Finding DFA: Hint to Construct NFA for ((0∪1)*10* ∪ 0)

[I like Serena]

Why is it like that? (Thinking)

It's an arbitrary choice of the procedure.
It includes all empty transitions after each state.
Instead we just started with the start state after which we included all empty transitions before and after each state. (Nerd)

tl;dr it does not matter. (Wink)

 

[evinda]

It's an arbitrary choice of the procedure.
It includes all empty transitions after each state.
Instead we just started with the start state after which we included all empty transitions before and after each state. (Nerd)

tl;dr it does not matter. (Wink)

So it includes all the states we can reach after any $\epsilon$-transition? Or only the states we can reach after the $\epsilon$-transitions that are immediately reached from the starting state? (Thinking)

 

[I like Serena]

So it includes all the states we can reach after any $\epsilon$-transition? Or only the states we can reach after the $\epsilon$-transitions that are immediately reached from the starting state? (Thinking)

The $E$ function includes all states we can reach after any $\epsilon$-transition.
For consistency, no exception is made for the starting state. (Emo)

 

[evinda]

The $E$ function includes all states we can reach after any $\epsilon$-transition.

Which function do you mean with the "$E$ function" ? (Thinking)

 

[I like Serena]

Which function do you mean with the "$E$ function" ? (Thinking)

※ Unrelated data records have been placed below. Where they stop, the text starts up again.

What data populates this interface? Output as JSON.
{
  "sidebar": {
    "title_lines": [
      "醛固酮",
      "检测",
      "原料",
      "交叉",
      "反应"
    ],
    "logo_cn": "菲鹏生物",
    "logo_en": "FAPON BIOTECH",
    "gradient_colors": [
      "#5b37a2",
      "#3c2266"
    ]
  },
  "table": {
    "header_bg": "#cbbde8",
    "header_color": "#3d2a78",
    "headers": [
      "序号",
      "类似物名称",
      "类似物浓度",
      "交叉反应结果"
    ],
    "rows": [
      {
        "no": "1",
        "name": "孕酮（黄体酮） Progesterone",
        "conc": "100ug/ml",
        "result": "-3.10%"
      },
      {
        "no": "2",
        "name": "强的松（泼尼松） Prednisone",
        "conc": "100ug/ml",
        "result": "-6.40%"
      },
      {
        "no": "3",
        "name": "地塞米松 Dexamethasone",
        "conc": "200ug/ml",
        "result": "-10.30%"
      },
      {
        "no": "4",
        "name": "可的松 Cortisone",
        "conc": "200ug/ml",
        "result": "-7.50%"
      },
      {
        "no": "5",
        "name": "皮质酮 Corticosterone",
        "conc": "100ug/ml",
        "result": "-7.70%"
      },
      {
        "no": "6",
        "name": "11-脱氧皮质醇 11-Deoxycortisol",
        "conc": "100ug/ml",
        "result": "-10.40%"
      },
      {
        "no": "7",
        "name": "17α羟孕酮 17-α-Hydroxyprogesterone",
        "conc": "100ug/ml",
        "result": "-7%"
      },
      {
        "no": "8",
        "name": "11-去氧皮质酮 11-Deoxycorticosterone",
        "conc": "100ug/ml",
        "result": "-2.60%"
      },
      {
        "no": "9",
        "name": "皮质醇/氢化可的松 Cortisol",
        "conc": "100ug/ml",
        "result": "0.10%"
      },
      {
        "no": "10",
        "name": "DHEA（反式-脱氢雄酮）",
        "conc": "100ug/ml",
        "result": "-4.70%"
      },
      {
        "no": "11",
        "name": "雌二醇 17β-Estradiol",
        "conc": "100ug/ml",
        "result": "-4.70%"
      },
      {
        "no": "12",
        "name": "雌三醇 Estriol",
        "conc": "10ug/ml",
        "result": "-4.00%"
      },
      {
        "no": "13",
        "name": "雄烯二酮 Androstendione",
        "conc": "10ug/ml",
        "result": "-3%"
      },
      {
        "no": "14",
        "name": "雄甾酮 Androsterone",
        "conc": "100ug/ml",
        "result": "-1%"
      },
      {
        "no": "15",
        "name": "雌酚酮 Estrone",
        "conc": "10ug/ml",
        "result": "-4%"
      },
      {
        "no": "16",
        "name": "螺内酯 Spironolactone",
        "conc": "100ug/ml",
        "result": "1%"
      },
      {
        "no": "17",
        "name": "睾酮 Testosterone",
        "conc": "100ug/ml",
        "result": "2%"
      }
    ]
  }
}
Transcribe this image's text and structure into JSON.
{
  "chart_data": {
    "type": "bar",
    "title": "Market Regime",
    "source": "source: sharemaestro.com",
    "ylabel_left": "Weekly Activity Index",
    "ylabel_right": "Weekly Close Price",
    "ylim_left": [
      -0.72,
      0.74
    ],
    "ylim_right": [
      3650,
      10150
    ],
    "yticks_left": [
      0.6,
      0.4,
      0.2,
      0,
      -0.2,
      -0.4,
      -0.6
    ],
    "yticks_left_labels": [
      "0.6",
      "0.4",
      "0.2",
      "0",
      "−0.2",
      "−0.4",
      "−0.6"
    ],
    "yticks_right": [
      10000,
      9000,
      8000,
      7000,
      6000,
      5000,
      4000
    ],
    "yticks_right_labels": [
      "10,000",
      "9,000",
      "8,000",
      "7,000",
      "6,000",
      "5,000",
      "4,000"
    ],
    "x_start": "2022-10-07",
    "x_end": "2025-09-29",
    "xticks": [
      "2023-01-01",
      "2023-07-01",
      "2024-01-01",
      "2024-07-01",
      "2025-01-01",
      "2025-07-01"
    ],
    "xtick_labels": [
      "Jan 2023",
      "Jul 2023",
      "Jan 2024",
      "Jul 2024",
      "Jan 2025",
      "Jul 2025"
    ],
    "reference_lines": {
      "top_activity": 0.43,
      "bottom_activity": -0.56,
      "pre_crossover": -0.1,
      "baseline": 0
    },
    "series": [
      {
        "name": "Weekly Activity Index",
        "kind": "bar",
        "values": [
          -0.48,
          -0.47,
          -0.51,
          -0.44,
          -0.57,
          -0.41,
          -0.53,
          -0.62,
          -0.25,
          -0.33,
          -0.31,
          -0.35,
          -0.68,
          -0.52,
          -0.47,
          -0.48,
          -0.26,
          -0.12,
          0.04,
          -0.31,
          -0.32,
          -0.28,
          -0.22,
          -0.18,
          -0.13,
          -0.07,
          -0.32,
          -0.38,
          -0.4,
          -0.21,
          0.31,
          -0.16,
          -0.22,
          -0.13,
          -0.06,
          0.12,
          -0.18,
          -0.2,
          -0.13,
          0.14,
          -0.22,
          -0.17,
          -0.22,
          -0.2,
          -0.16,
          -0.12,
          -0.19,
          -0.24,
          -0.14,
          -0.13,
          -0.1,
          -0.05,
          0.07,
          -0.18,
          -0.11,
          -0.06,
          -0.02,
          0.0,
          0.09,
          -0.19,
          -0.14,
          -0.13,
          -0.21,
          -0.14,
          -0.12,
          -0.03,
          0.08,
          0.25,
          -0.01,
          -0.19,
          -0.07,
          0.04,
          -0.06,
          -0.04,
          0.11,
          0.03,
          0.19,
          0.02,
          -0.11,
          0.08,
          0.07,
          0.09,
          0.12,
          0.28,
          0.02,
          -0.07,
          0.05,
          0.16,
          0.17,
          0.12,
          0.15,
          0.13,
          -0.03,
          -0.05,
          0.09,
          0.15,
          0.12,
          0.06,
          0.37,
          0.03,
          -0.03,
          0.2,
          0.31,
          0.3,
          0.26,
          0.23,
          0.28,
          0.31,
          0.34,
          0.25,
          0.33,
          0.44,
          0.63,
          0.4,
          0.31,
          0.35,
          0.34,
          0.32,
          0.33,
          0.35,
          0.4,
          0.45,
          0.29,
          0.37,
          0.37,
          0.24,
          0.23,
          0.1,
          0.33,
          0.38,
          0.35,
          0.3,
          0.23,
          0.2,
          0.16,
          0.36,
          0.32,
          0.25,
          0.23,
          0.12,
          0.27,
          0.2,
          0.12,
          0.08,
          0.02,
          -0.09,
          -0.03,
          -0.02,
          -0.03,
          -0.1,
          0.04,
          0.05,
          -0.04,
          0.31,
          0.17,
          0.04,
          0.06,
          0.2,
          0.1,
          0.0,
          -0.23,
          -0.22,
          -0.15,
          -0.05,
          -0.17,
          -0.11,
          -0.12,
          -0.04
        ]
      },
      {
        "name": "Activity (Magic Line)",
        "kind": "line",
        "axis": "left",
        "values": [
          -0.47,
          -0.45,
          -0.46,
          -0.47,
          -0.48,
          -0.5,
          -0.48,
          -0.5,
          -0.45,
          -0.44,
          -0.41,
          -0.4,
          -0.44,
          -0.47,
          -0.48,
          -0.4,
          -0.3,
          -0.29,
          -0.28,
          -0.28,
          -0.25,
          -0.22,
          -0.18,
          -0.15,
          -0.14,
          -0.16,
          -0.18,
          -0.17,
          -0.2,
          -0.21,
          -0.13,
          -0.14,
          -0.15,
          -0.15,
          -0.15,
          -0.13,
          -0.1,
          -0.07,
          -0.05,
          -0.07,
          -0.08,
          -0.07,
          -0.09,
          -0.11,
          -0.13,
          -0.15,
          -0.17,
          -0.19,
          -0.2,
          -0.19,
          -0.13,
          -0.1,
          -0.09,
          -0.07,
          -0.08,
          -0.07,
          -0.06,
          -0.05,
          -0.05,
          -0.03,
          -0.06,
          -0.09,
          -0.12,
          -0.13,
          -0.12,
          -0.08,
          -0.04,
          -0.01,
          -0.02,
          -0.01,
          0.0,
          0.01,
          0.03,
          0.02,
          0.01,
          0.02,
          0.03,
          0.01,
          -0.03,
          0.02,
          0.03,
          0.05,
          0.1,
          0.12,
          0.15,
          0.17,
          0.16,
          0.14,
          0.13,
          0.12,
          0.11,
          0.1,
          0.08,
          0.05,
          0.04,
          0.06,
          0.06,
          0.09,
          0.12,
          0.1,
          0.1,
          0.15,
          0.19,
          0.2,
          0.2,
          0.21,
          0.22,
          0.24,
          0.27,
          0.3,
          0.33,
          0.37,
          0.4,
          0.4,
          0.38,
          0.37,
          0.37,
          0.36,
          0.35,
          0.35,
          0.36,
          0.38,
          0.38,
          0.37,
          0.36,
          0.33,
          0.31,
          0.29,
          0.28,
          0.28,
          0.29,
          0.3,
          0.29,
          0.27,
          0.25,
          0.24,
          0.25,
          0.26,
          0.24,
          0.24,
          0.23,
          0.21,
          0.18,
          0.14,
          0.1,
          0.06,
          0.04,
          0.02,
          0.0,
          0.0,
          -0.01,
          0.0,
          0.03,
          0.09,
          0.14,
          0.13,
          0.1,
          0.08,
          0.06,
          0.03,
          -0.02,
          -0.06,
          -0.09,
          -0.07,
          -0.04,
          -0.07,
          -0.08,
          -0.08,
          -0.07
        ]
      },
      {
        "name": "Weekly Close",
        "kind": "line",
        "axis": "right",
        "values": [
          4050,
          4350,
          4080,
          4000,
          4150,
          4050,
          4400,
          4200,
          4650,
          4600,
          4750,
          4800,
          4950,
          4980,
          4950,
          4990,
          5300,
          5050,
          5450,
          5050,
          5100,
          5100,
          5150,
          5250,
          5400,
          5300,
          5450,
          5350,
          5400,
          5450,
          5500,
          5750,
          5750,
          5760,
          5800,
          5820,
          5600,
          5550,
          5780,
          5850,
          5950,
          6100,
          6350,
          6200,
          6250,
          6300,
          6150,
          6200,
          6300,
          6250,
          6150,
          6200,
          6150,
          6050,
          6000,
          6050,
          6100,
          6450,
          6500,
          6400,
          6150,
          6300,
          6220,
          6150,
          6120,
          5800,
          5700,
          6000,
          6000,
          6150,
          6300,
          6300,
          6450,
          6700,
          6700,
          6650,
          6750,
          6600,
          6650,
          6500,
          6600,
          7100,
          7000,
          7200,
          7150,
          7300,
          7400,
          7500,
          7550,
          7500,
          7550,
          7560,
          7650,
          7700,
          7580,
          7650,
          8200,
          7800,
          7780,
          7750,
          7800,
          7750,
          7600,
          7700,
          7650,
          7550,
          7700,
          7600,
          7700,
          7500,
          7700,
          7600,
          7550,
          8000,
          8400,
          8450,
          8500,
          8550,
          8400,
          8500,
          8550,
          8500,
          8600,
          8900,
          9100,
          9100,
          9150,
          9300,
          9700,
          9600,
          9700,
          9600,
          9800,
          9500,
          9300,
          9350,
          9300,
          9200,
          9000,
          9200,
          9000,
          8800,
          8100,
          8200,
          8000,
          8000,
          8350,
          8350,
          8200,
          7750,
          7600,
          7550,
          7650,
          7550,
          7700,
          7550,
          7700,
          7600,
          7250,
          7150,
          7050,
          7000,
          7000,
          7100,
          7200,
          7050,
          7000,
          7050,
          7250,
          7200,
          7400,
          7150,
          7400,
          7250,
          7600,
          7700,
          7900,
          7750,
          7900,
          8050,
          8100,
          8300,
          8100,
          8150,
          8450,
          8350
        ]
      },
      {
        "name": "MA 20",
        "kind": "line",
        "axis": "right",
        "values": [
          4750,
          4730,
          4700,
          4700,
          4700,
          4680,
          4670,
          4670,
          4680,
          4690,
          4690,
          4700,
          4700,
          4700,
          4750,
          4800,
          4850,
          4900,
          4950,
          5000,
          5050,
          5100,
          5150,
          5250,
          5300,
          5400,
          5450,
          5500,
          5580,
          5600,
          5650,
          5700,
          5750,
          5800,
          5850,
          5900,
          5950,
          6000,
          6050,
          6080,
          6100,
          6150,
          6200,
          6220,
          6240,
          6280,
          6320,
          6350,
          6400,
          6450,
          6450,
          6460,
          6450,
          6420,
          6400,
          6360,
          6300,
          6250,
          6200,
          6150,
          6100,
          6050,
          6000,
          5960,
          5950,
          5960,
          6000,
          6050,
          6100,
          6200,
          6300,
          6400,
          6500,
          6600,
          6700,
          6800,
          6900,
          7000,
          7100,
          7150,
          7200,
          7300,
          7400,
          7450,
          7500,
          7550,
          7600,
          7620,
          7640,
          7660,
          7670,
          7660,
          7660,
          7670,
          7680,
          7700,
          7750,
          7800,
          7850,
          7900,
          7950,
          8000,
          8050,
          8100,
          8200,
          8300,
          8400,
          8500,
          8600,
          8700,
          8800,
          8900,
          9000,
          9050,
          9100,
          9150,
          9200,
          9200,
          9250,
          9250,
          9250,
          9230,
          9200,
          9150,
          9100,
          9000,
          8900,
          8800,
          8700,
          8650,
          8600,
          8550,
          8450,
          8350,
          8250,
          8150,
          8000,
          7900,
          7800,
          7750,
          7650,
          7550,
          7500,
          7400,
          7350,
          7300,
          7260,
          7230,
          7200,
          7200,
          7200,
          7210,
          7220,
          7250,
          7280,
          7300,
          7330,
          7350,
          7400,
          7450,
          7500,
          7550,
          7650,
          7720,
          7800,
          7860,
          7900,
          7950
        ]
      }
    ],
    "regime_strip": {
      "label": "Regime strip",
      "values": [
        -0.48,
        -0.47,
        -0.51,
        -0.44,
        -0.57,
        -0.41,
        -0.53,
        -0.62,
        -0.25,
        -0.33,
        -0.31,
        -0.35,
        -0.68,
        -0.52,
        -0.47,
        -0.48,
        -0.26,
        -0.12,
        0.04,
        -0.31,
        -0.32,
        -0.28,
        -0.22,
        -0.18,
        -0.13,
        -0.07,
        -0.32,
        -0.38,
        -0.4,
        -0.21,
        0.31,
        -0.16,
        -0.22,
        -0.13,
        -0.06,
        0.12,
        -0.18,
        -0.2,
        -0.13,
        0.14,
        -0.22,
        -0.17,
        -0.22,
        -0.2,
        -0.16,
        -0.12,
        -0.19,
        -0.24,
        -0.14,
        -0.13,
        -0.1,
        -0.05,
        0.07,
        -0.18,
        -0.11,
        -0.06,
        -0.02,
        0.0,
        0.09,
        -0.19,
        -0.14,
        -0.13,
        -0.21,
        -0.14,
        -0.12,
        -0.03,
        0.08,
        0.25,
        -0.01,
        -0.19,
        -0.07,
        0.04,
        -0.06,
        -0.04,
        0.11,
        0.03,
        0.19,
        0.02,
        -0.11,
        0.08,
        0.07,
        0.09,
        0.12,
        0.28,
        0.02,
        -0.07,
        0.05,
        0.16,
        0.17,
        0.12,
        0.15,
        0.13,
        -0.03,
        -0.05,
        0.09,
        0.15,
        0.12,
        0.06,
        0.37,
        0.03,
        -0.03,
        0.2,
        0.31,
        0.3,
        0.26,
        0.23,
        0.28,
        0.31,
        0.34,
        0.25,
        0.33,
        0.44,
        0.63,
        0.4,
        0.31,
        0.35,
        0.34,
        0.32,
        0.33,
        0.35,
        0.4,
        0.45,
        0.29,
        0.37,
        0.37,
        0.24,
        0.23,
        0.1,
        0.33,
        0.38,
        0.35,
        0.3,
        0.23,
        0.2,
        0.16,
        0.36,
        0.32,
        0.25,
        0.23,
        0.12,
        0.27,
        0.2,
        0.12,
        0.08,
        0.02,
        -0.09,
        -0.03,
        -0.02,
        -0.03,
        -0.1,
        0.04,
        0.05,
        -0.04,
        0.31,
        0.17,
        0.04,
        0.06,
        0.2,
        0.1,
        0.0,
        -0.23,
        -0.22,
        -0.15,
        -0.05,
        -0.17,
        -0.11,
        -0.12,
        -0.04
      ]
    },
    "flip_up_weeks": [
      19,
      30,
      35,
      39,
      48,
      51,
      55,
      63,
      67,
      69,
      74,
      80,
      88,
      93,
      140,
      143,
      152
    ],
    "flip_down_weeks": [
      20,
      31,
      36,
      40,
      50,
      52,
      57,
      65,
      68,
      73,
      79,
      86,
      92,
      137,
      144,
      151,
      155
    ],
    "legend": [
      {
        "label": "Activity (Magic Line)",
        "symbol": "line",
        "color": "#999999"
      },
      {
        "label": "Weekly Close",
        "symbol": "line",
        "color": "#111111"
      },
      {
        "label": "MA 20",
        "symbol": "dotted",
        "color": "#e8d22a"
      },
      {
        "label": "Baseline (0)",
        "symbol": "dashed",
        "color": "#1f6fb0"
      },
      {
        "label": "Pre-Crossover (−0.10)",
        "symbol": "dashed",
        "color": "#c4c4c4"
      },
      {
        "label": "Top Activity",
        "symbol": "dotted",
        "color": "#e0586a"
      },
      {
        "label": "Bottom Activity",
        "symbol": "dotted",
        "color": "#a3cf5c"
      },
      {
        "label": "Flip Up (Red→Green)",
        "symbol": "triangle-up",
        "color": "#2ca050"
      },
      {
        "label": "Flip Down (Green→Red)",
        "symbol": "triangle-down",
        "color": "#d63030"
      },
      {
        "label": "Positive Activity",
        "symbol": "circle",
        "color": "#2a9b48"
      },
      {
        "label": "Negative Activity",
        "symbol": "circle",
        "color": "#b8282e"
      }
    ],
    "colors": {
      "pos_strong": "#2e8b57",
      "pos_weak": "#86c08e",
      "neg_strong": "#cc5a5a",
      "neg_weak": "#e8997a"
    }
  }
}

The one that your notes refer to as:

Formally, for $R \subseteq Q$ let
\[E(R)=\{q \mid q\text{ can be reached from R by traveling along $0$ or more $\varepsilon$ arrows} \}.\]
(Thinking)

 

[evinda]

The one that your notes refer to as:

Formally, for $R \subseteq Q$ let
\[E(R)=\{q \mid q\text{ can be reached from R by traveling along $0$ or more $\varepsilon$ arrows} \}.\]
(Thinking)

Yes, I see.. I had understood it wrong and I thought that you meant that the starting state should contain all the states that could be reached after any $\epsilon$-transition... but the new starting state contains the starting state of the nfa and any states that can be reached after having read $\epsilon$ exactly after the starting state. Right?

 

[I like Serena]

Yes, I see.. I had understood it wrong and I thought that you meant that the starting state should contain all the states that could be reached after any $\epsilon$-transition... but the new starting state contains the starting state of the nfa and any states that can be reached after having read $\epsilon$ exactly after the starting state. Right?

Yep! (Nod)

Still, that is any state that could be reached after any $\epsilon$-transition... without actually reading an input symbol. (Nerd)

 

[evinda]

Yep! (Nod)

Still, that is any state that could be reached after any $\epsilon$-transition... without actually reading an input symbol. (Nerd)

I see... Thank you! (Smile)

 

[evinda]

How can we justify in a few words that the dfa indeed recognizes the language $((0 \cup 1)^{\star}10^{\star}) \cup 0$? (Thinking)